Startpagina Akkerbouw

Vrije teeltkeuze blijft belangrijk

Een gemeenschappelijk kenmerk van de verschillende landbouwstreken in Vlaanderen zijn de vruchtbare landbouwbodems. Bij hun teeltkeuze houden land- en tuinbouwers rekening met de fysische karakteristieken van die bodem.

Leestijd : 4 min

In die zin vormen landbouwstreken met de verschillende bodemsoorten en drainageklassen bij wijze van spreken een soort van regionale atlas die richting geeft aan de teeltkeuze die landbouwers maken.
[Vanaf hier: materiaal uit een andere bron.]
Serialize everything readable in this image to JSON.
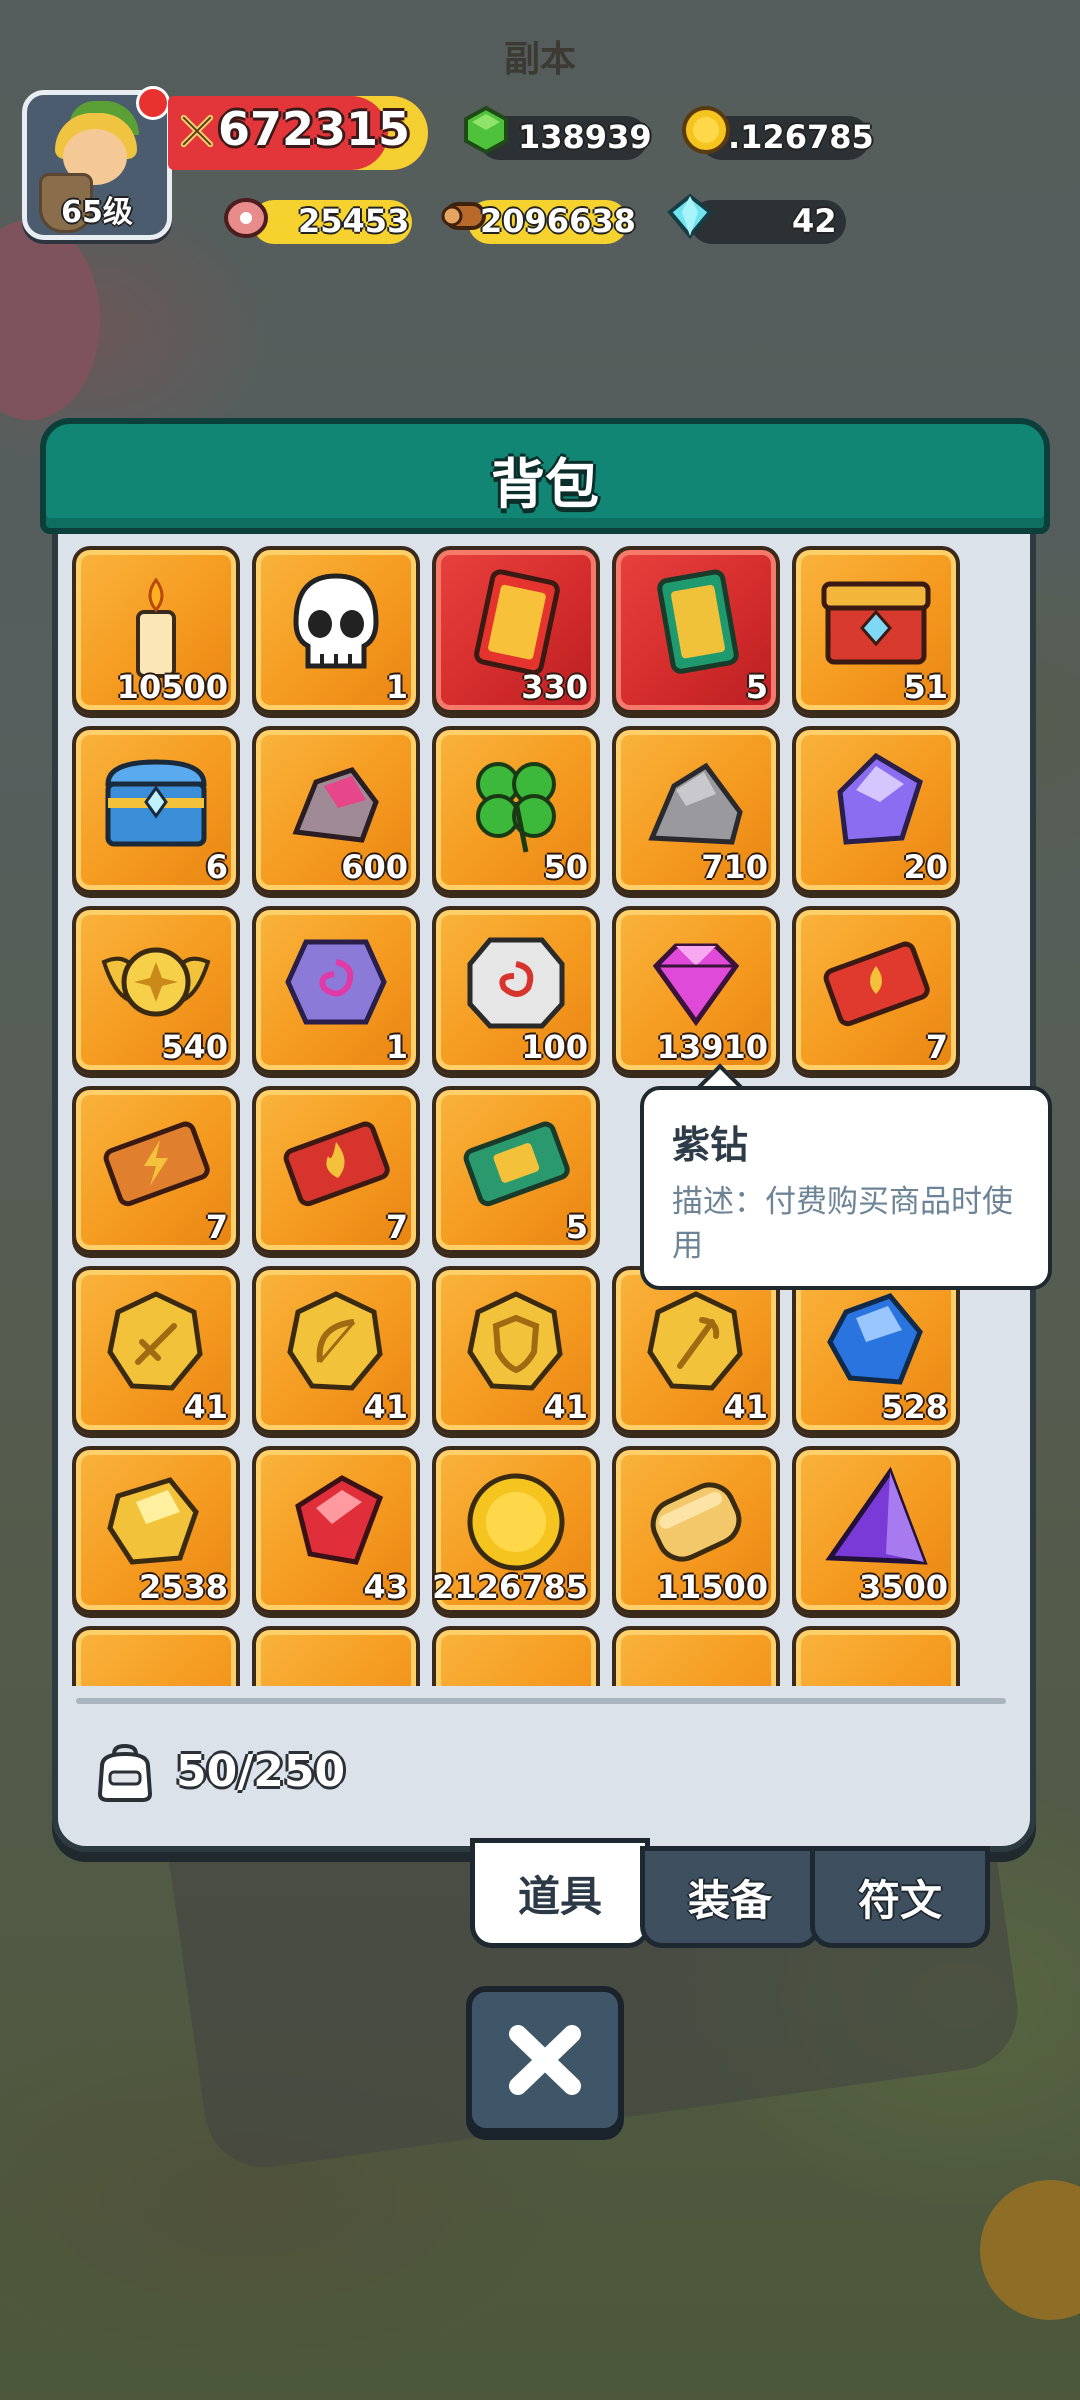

Minister Jo Brouns (cd&v), verantwoordelijk voor landbouw, verschilt van mening met commissielid Ludwig Vandenhove (Vooruit) wanneer die zegt dat de keuze voor een teelt nog altijd gebaseerd wordt op louter economische motieven. Met secundaire effecten op omgeving, milieu en klimaat wordt volgens Vandenhove onvoldoende of geen rekening gehouden. Hij is gewonnen voor een teeltenatlas, die zou kunnen sturen naar de juiste teelt, de juiste rotatie op de juiste plaats om de effecten op omgeving en natuur te minimaliseren.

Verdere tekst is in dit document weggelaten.